Continuous distillation
Main article: Continuous distillation

Continuous distillation is an ongoing distillation in which a liquid mixture is continuously (without interruption) fed into the process and separated fractions are removed continuously as output streams as time passes during the operation. Continuous distillation produces at least two output fractions, including at least one volatile distillate fraction, which has boiled and been separately captured as a vapor condensed to a liquid. There is always a bottoms (or residue) fraction, which is the least volatile residue that has not been separately captured as a condensed vapor.

Continuous distillation differs from batch distillation in the respect that concentrations should not change over time. Continuous distillation can be run at a steady state for an arbitrary amount of time. Given a feed of in a specified composition, the main variables that affect the purity of products in continuous distillation are the reflux ratio and the number of theoretical equilibrium stages (practically, the number of trays or the height of packing). Reflux is a flow from the condenser back to the column, which generates a recycle that allows a better separation with a given number of trays. Equilibrium stages are ideal steps where compositions achieve vapor-liquid equilibrium, repeating the separation process and allowing better separation given a reflux ratio. A column with a high reflux ratio may have fewer stages, but it refluxes a large amount of liquid, giving a wide column with a large holdup. Conversely, a column with a low reflux ratio must have a large number of stages, thus requiring a taller column.

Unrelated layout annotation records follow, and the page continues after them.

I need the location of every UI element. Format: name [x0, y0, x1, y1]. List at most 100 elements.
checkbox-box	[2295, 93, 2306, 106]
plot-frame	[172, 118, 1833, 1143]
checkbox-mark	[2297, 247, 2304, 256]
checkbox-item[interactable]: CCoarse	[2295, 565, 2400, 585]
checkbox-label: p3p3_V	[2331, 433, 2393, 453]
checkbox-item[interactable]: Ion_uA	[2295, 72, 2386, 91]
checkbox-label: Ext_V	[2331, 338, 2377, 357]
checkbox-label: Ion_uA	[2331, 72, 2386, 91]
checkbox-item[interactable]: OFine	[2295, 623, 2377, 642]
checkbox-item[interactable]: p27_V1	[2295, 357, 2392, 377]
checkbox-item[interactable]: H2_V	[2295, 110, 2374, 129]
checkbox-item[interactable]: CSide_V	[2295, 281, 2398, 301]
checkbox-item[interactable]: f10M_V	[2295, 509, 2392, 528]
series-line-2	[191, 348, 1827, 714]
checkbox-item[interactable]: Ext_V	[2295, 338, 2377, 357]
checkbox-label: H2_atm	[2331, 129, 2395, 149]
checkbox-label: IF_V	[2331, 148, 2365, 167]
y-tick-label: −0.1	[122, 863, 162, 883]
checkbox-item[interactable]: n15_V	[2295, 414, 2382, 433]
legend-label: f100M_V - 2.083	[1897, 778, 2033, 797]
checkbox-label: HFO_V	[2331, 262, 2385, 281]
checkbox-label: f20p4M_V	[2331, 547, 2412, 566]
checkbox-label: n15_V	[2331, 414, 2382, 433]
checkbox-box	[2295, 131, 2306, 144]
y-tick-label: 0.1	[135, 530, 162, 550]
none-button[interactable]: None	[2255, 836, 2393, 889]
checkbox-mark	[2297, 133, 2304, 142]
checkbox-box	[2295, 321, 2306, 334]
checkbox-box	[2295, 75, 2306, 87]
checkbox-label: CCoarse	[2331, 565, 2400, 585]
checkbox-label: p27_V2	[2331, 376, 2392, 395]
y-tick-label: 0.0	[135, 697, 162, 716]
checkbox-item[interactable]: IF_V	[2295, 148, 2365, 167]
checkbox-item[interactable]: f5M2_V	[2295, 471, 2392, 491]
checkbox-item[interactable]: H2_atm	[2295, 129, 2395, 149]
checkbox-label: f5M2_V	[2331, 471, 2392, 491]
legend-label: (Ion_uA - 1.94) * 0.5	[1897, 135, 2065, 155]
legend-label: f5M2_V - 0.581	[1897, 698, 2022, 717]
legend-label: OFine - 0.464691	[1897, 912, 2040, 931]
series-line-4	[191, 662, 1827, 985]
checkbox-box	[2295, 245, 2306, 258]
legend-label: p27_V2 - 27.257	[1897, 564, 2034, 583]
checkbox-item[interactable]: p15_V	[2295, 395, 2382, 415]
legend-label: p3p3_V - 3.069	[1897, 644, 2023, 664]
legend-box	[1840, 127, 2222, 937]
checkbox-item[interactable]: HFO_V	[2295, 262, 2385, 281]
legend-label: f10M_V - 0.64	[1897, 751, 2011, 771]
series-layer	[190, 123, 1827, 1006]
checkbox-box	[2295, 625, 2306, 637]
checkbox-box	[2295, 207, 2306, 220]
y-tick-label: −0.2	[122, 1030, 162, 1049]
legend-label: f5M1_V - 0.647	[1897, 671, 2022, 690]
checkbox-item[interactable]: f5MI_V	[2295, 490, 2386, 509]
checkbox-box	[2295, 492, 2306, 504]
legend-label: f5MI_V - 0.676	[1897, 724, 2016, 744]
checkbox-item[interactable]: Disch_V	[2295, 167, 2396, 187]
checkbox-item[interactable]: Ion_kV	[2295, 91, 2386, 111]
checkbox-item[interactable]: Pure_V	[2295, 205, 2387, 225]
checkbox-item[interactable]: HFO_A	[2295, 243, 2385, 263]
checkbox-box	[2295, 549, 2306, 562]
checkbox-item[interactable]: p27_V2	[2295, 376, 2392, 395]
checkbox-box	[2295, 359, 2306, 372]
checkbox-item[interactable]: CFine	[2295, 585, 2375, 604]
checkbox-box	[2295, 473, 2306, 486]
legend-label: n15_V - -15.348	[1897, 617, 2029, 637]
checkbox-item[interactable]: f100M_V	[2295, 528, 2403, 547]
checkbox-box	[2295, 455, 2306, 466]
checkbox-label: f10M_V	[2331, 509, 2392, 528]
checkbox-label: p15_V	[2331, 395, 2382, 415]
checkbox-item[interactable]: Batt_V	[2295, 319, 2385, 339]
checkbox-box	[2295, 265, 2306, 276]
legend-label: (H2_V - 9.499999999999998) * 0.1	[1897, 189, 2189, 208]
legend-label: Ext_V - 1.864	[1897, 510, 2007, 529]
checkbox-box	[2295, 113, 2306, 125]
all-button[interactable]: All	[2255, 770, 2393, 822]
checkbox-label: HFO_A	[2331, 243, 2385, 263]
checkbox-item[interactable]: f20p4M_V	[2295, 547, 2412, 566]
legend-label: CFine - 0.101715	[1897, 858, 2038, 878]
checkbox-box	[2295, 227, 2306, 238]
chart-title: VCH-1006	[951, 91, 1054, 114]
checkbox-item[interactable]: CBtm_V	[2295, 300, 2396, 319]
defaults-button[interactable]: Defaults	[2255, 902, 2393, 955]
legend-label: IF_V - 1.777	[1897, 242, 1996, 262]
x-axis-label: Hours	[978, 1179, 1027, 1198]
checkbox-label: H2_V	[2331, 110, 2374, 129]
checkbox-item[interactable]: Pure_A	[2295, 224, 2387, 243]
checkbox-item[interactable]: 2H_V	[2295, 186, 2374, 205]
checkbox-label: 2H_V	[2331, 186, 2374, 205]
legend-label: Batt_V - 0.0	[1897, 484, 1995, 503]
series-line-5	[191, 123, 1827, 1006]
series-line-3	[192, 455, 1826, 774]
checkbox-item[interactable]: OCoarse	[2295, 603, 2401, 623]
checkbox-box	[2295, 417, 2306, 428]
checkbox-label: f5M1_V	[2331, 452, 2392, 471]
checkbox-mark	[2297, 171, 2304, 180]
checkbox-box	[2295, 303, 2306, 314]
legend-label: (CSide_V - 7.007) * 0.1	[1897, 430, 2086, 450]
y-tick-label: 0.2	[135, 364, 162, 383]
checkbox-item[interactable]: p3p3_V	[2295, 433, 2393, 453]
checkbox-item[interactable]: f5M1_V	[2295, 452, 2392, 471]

Continuous distillation requires building and configuring dedicated equipment. The resulting high investment cost restricts its use to the large scale.[clarification needed]
[edit] General improvements

Both batch and continuous distillations can be improved by making use of a fractionating column on top of the distillation flask. The column improves separation by providing a larger surface area for the vapor and condensate to come into contact. This helps it remain at equilibrium for as long as possible. The column can even consist of small subsystems ('trays' or 'dishes') which all contain an enriched, boiling liquid mixture, all with their own vapor-liquid equilibrium.

There are differences between laboratory-scale and industrial-scale fractionating columns, but the principles are the same. Examples of laboratory-scale fractionating columns (in increasing efficiency) include:

* Air condenser
* Vigreux column (usually laboratory scale only)
* Packed column (packed with glass beads, metal pieces, or other chemically inert material)
* Spinning band distillation system.